The integrity of its origin, insertion, and nerve supply must be
maintained. This is most easily accomplished by gently approaching the
joint through the deltopectoral interval and by identifying and
protecting the axillary nerve both anterior-medially as it crosses the
subscapularis and inferior capsule and laterally as it exits the
quadrangular space and winds around the tuberosities on the deep
surface of the deltoid. Rehabilitation of the deltoid is critical to
the active motion following arthroplasty.The rotator cuff The rotator cuff mechanism is in jeopardy in shoulder arthroplasty
for several reasons. The suprascapular nerve, which supplies the
supraspinatus and infraspinatus, is at risk during surgical releases as
it courses medial to the coracoid and then down the back of the glenoid
1 cm medial to the glenoid lip. The cuff tendons are at risk during
surgery because the humeral cut must come close to their insertion to
the tuberosities superiorly and posteriorly. A humeral cut made in
excessive retroversion is likely to detach the cuff posteriorly, and a
cut made too low on the humerus is likely to detach the cuff
superiorly. Overstuffing the joint places the cuff under tension when
the arm is adducted or rotated. Most shoulder arthroplasties are
performed for older individuals in whom the quality of the cuff tissue
may be compromised not only from age-related changes, but also from
disuse enforced by chronic glenohumeral roughness. Shoulder
arthroplasty may quickly restore motion and smoothness to the joint,
placing new and substantial demands on the disused cuff tissue. Thus
the rehabilitation program and the patient's activities after
arthroplasty must gradually increment the loads on the cuff, allowing
the tissue the opportunity to toughen over time.
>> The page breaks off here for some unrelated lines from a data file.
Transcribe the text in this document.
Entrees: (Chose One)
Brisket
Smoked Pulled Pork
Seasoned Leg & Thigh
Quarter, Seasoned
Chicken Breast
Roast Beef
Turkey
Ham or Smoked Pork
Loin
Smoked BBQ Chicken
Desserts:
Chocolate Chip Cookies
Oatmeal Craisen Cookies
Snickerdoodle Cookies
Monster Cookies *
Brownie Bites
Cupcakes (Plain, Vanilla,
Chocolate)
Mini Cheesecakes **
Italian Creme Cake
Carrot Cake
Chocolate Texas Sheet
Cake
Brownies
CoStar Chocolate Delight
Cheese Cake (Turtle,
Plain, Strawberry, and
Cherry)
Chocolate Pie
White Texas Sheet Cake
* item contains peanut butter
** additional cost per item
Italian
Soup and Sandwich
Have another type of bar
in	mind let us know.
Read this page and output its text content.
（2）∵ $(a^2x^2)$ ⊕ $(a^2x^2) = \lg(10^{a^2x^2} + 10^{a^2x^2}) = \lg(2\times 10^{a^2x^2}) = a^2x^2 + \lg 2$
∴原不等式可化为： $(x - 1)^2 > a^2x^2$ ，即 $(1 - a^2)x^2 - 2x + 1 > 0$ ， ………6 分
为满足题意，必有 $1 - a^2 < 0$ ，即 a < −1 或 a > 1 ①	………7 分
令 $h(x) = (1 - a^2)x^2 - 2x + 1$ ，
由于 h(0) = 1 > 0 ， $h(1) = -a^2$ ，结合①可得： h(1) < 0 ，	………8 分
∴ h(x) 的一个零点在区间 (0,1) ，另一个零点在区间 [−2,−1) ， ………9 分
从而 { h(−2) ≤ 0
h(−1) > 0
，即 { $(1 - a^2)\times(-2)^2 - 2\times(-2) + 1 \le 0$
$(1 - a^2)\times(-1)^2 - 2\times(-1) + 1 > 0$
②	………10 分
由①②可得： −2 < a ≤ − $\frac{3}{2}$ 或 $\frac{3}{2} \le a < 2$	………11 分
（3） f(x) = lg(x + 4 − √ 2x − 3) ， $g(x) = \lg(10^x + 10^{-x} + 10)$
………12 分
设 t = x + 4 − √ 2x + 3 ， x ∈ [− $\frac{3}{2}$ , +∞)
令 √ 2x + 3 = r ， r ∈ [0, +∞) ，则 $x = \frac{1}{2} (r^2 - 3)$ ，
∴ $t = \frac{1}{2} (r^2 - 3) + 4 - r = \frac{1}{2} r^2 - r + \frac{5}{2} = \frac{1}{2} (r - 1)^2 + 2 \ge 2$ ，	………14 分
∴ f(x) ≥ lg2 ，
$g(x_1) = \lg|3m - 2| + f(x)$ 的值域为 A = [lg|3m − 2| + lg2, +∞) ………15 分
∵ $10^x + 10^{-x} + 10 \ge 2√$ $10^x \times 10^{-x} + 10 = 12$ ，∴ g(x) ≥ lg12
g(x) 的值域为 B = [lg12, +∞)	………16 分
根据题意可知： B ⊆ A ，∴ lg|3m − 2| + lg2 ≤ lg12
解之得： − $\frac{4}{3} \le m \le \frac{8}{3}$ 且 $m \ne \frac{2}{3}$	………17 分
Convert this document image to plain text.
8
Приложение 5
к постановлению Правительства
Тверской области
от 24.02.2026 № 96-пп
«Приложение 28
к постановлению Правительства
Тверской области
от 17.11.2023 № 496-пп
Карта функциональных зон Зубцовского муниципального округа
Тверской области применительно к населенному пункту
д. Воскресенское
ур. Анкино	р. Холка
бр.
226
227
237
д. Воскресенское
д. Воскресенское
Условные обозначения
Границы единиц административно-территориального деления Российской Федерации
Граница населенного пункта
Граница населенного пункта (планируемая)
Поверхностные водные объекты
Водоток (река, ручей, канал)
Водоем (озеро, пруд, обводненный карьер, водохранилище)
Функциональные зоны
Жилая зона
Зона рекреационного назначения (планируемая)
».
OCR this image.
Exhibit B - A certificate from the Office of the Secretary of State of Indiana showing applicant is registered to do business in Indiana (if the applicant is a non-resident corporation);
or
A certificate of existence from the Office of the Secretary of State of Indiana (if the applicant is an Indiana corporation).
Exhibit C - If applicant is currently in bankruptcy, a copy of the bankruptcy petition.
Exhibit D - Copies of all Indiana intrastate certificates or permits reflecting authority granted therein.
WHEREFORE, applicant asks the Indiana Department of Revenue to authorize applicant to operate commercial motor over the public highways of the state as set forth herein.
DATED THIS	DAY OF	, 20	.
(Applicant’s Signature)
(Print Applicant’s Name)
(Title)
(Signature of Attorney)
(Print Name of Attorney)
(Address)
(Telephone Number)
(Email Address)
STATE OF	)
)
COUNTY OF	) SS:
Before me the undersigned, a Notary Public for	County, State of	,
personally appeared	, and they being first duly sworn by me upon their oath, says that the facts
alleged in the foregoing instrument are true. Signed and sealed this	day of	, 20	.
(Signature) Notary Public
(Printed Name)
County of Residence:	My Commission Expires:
If a cuff defect exists at the time of the arthroplasty, a cuff
repair to bone should be carried out, if the quantity and quality of
the cuff tissue are sufficient to allow a durable repair under
physiologic tension with the arm at the side. If the tuberosities are
nonunited or if a tuberosity osteotomy is performed, secure fixation is
required to restore cuff function. Under these circumstances the
rehabilitation after arthroplasty is changed dramatically to allow for
secure healing of the cuff mechanism to the humerus.